Adaptive optics, in general, has allowed us to resolve binary stars in a system that, without it, would look only like noisy pixels of light, simply jumping around.

As of 2012, for the first time, we’ve used this advanced version of adaptive optics to obtain a cleaner, higher-resolution image than even the space-based Hubble Telescope could obtain! Have a look at the composite below to see what we’re talking about.

Image credit: NASA / ESA / Hubble (background) Gemini Observatory / NSF / AURA / CONICYT / GeMS/GSAOI (inset).

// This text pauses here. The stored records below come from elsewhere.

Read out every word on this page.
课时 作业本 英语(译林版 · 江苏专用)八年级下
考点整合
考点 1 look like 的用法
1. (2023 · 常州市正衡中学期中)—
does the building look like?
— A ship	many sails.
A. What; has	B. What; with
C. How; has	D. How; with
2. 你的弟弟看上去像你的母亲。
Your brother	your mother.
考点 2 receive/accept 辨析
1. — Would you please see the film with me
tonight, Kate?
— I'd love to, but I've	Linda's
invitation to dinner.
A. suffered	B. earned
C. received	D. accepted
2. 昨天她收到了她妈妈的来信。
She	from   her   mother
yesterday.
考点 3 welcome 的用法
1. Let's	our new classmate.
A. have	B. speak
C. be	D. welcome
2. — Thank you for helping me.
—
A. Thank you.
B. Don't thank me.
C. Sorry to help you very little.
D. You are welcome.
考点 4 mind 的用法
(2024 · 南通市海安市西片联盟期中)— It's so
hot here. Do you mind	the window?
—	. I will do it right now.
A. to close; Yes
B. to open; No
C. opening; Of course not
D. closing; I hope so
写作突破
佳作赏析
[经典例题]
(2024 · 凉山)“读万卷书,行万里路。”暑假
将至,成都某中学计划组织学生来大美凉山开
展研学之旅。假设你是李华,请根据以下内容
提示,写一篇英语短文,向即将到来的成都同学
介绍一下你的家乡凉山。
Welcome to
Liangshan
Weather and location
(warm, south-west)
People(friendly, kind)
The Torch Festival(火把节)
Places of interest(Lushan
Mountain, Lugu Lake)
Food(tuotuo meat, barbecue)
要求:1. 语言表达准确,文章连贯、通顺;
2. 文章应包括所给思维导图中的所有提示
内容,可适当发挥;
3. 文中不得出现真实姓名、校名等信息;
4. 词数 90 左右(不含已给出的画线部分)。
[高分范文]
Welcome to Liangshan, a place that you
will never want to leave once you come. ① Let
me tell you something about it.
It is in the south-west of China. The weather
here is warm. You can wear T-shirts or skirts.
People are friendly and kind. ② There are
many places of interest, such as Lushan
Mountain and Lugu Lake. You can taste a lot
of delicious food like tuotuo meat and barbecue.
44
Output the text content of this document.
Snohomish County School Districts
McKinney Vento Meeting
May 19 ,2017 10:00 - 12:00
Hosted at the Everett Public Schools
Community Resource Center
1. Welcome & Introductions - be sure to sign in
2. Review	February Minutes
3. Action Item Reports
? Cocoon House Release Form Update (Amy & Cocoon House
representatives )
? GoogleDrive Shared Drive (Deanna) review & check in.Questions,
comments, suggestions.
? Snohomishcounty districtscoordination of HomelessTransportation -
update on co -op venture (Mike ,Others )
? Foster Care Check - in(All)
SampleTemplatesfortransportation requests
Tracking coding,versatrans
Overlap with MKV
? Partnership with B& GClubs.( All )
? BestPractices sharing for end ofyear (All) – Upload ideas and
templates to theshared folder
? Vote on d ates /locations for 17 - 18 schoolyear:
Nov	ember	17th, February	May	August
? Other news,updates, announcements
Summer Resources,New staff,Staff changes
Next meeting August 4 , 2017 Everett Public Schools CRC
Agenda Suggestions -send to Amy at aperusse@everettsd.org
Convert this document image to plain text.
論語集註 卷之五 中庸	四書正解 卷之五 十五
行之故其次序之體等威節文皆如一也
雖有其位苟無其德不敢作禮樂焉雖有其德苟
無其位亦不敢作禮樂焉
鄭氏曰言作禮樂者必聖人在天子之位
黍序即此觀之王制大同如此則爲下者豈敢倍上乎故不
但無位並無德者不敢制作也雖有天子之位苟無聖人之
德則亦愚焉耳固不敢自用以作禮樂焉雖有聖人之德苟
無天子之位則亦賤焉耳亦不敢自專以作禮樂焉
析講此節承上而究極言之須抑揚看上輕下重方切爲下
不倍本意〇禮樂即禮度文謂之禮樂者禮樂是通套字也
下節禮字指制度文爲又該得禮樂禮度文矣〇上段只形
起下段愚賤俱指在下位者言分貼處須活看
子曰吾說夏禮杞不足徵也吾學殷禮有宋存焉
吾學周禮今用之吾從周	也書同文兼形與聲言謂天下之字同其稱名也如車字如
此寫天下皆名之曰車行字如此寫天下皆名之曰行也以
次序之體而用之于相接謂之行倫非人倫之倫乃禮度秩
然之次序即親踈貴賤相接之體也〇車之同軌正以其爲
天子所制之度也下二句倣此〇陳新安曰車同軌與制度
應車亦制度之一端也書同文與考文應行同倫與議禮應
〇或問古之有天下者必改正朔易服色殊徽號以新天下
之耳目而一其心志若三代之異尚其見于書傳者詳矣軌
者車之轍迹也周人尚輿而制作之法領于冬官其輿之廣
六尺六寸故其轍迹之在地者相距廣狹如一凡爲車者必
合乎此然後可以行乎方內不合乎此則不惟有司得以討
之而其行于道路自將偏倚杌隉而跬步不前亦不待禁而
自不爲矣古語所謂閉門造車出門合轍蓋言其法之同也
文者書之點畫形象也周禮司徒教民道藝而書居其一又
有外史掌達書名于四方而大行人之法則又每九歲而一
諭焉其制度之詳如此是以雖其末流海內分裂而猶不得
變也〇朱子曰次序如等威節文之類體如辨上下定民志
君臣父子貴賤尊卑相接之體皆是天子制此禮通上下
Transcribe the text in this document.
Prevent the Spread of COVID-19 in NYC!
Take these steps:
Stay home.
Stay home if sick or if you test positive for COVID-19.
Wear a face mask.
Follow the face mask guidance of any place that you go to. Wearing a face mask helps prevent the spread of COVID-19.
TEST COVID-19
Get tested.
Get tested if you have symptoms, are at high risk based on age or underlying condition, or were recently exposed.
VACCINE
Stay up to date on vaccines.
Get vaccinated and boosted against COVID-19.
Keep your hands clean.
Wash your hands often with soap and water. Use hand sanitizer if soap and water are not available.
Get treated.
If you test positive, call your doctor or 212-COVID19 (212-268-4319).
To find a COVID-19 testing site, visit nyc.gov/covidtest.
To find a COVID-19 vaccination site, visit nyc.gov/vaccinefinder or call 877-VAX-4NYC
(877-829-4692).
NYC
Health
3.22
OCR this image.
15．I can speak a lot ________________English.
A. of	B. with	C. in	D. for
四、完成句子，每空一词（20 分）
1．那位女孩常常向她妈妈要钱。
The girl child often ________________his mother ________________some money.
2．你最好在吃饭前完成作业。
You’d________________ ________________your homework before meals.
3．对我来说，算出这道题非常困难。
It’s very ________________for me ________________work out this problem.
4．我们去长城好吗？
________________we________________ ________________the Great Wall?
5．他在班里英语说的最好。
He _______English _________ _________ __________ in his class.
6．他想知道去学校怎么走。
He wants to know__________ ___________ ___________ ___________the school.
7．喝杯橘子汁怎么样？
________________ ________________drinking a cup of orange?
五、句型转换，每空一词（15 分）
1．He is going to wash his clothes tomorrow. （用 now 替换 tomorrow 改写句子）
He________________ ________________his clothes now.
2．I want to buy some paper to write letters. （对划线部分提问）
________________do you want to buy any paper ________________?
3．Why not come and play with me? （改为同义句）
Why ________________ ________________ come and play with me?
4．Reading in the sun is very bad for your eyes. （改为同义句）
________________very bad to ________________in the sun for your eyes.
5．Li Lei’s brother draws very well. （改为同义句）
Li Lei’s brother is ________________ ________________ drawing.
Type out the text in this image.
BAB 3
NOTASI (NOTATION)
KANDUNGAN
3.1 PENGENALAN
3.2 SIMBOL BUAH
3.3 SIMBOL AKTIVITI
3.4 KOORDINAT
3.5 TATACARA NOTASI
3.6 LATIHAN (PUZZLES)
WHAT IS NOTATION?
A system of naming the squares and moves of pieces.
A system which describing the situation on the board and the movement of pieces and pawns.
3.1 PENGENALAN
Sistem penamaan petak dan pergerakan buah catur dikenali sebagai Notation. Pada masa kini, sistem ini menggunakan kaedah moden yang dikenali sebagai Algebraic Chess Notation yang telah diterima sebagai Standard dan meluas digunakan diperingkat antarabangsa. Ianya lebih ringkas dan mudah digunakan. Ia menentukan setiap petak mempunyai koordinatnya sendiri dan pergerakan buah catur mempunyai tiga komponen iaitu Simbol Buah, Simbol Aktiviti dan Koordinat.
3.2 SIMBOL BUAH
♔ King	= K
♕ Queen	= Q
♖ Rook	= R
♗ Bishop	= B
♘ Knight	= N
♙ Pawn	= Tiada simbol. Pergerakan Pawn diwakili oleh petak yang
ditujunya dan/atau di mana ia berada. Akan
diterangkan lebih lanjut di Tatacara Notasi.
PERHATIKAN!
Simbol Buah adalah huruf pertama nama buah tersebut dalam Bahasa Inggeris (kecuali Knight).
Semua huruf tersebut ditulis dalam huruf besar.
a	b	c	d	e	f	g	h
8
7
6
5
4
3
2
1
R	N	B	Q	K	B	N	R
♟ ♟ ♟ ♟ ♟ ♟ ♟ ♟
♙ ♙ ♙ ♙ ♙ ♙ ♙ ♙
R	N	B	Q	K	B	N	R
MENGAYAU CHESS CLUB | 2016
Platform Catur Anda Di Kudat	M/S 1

Stitching by me.

In a number of instances here, the Gemini image — taken from a ground-based 8.19-meter telescope outfitted with cutting-edge adaptive optics — outperforms the 2.4-meter Hubble Space Telescope which is in space! Have a look for yourself, and see if you can’t identify — side-by-side — a number of instances where Gemini uncovers stars that Hubble missed.

Images credit: NASA / ESA / Hubble (L); Gemini Observatory / NSF / AURA / CONICYT / GeMS/GSAOI (R).

That was a view of the interior of globular cluster NGC 288, but adaptive optics systems on the Keck, Gemini and Lick observatories now routinely perform comparably to telescopes like Hubble that don’t even have to contend with the atmosphere!

Travel the Universe with astrophysicist Ethan Siegel. Subscribers will get the newsletter every Saturday. All aboard!

The adaptive optics techniques have allowed us, for example, to look inside the Orion Nebula like never before.

Image credit: M. Robberto/STScI and NOAO/AURA/NSF/Gemini Observatory.

So the next time you see an observatory (or even an image of one) shooting a laser up at the Universe, there’s no need to pretend we’re fighting aliens, attacking a distant civilization, or beaming energy to a distant location.

Image credit: Adam Contos (Ball Aerospace).

As is often the case with science, we’re actually doing something much more spectacular: we’re using our best technology, to the best of our abilities, to get the resolution of a space-based observatory, all without leaving the Earth!